The Rice Saplings, Gungun Chetia, and the State’s Gameplan

In India’s governance system, violence often acts as a lubricant — smoothing the machinery of the state when it faces friction. In official parlance, “law and order” situations — with all their chaos — have historically been exploited to reassert state power.
One doesn’t need to dig deep to find examples. On 30 March 2010, in Assam’s Dhemaji district, Akhil Gogoi-led KMSS organized a rally against dam construction in Arunachal Pradesh and marched to the Deputy Commissioner’s office to submit a memorandum. Everything remained peaceful until the DC, without citing any reason, arrogantly refused to step out of his chamber to receive the memorandum personally. Demand and arrogance cannot coexist for long. Protesters, defying Section 144 IPC, forced their way into the office premises. The administration retaliated with lathicharge and firing — leaving many injured.

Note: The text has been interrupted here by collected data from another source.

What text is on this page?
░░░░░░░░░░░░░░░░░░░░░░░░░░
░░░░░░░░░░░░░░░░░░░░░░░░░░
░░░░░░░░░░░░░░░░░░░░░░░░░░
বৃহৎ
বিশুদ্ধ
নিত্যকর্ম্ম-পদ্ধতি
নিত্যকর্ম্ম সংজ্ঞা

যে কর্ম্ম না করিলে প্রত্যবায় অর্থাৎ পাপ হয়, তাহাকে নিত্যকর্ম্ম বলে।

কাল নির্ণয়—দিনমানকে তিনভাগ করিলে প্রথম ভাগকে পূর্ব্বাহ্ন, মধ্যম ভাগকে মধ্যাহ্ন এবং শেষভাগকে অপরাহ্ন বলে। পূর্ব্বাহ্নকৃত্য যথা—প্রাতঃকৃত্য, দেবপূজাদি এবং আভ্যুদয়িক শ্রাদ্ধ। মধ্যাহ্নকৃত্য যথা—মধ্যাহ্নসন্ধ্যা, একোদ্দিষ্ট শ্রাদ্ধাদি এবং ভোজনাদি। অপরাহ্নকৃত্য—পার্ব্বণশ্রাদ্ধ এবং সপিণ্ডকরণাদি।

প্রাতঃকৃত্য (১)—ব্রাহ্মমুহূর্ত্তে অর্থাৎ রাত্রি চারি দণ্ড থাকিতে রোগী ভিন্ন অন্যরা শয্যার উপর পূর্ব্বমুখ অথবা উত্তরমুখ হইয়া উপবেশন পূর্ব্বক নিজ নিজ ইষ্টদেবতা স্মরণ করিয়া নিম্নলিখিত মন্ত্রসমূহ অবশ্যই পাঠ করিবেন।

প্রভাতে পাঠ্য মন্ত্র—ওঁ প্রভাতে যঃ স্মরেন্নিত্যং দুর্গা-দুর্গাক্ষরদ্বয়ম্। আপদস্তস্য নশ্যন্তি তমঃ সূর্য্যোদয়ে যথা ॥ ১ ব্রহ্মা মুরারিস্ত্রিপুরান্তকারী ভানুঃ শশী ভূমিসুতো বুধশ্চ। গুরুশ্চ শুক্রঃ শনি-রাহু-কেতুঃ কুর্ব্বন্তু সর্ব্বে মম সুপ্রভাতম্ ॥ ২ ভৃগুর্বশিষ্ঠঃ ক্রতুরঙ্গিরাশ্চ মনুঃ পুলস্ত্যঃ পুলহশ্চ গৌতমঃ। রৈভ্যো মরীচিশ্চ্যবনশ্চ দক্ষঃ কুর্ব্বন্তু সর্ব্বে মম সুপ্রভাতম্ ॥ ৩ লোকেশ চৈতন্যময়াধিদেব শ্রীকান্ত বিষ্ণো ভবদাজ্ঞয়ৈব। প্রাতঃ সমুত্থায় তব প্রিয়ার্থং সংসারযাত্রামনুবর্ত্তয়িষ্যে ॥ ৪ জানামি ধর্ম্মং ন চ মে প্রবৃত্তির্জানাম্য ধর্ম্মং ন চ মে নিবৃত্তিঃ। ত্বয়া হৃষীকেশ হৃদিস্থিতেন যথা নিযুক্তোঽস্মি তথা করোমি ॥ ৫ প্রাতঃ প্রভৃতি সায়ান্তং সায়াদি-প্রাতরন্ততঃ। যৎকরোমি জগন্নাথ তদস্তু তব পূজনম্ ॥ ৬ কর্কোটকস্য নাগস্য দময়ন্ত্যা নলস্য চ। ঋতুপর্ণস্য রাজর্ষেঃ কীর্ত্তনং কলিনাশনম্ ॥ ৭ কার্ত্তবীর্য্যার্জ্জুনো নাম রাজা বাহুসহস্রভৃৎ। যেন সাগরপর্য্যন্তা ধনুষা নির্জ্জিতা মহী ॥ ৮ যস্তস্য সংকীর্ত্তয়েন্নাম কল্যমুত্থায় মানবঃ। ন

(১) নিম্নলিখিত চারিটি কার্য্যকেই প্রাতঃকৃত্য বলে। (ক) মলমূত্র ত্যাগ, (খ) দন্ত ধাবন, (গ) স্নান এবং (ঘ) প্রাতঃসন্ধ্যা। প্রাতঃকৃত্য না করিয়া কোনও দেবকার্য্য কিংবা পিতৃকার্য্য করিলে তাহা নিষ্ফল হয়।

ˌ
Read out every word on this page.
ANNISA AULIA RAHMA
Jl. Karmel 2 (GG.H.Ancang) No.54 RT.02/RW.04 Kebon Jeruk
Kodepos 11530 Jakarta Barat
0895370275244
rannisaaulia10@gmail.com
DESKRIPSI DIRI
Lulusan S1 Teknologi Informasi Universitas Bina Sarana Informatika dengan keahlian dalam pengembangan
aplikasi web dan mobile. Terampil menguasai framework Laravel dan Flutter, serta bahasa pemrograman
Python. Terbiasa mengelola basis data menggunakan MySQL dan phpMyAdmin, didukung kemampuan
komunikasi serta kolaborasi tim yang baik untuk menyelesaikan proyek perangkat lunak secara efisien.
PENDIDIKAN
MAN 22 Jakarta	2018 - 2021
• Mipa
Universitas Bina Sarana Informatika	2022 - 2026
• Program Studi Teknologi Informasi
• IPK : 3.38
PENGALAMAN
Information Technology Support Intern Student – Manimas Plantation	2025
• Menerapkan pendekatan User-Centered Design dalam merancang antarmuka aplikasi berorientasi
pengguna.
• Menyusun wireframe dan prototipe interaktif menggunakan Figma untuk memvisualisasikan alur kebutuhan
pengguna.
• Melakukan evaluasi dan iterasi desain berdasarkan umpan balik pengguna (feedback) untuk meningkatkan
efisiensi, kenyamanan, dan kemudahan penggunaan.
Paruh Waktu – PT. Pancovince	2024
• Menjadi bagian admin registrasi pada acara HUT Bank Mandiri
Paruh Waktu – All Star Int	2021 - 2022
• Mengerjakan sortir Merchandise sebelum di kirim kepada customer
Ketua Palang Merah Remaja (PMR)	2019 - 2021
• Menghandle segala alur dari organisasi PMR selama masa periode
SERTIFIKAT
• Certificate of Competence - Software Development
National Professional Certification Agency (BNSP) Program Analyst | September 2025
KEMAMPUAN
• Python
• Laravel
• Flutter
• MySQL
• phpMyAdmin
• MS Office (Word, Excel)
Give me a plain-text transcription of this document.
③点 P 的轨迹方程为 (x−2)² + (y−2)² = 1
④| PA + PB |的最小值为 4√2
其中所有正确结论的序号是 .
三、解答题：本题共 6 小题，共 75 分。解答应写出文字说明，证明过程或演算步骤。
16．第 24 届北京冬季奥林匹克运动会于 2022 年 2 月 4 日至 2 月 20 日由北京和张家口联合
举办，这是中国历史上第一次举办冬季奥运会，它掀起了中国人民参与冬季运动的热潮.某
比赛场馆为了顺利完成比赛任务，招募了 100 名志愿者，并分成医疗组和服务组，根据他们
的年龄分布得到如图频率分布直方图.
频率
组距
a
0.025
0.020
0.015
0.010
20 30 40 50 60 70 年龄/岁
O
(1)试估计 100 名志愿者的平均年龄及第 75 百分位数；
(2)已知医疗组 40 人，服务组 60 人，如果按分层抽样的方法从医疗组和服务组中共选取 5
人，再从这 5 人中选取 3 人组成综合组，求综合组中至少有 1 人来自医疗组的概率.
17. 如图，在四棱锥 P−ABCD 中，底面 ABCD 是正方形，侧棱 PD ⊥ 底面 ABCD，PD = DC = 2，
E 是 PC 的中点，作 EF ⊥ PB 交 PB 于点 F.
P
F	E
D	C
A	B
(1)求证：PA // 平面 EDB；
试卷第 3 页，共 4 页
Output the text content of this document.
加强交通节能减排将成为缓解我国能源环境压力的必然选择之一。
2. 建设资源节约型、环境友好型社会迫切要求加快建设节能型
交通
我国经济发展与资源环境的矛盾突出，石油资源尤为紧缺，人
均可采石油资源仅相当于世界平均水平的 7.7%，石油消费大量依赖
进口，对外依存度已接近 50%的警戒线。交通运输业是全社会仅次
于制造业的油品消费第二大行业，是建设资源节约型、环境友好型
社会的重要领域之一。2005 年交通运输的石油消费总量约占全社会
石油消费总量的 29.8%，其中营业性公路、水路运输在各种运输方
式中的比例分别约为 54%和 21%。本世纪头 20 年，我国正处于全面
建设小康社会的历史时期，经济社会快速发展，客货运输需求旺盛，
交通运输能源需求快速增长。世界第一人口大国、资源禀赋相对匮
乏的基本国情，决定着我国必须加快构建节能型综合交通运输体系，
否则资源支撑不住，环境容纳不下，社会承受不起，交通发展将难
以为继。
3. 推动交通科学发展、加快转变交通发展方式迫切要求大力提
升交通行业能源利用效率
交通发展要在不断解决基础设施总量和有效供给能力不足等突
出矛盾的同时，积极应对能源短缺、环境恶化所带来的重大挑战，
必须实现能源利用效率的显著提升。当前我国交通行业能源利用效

Importantly, the core issue — large dams threatening Assam’s ecology — remained unresolved, buried under the din of the violence.
This same script seems to be unfolding again. The eviction drive carried out on plots of rice saplings — symbolic in Assamese society — and the ensuing political buzz created by Gungun Chetia and her opposition, mainly the BJP, reflect a familiar pattern.
Chief Minister Himanta Biswa Sarma appears satisfied: the narrative is playing out just as he wants. The controversies surrounding the financial irregularities of a minister close to him have conveniently slipped to second place on the agenda. The method — loud, unnecessary, and disproportionate — seems designed to drown out more inconvenient truths. As the saying goes, to catch a mouse, the state deploys traps meant for elephants.
The question remains: will this gameplan backfire on the BJP in the run-up to elections?
Will the buzz around Gungun Chetia — “gungun” meaning a faint hum — grow into a roar, especially since rice saplings carry deep cultural and emotional weight in Assamese society? Or is Gungun Chetia destined to be another seven-second wonder in Assam’s volatile political theatre?
In the coming months, we will see whether the hum fades — or turns into something the state can no longer ignore.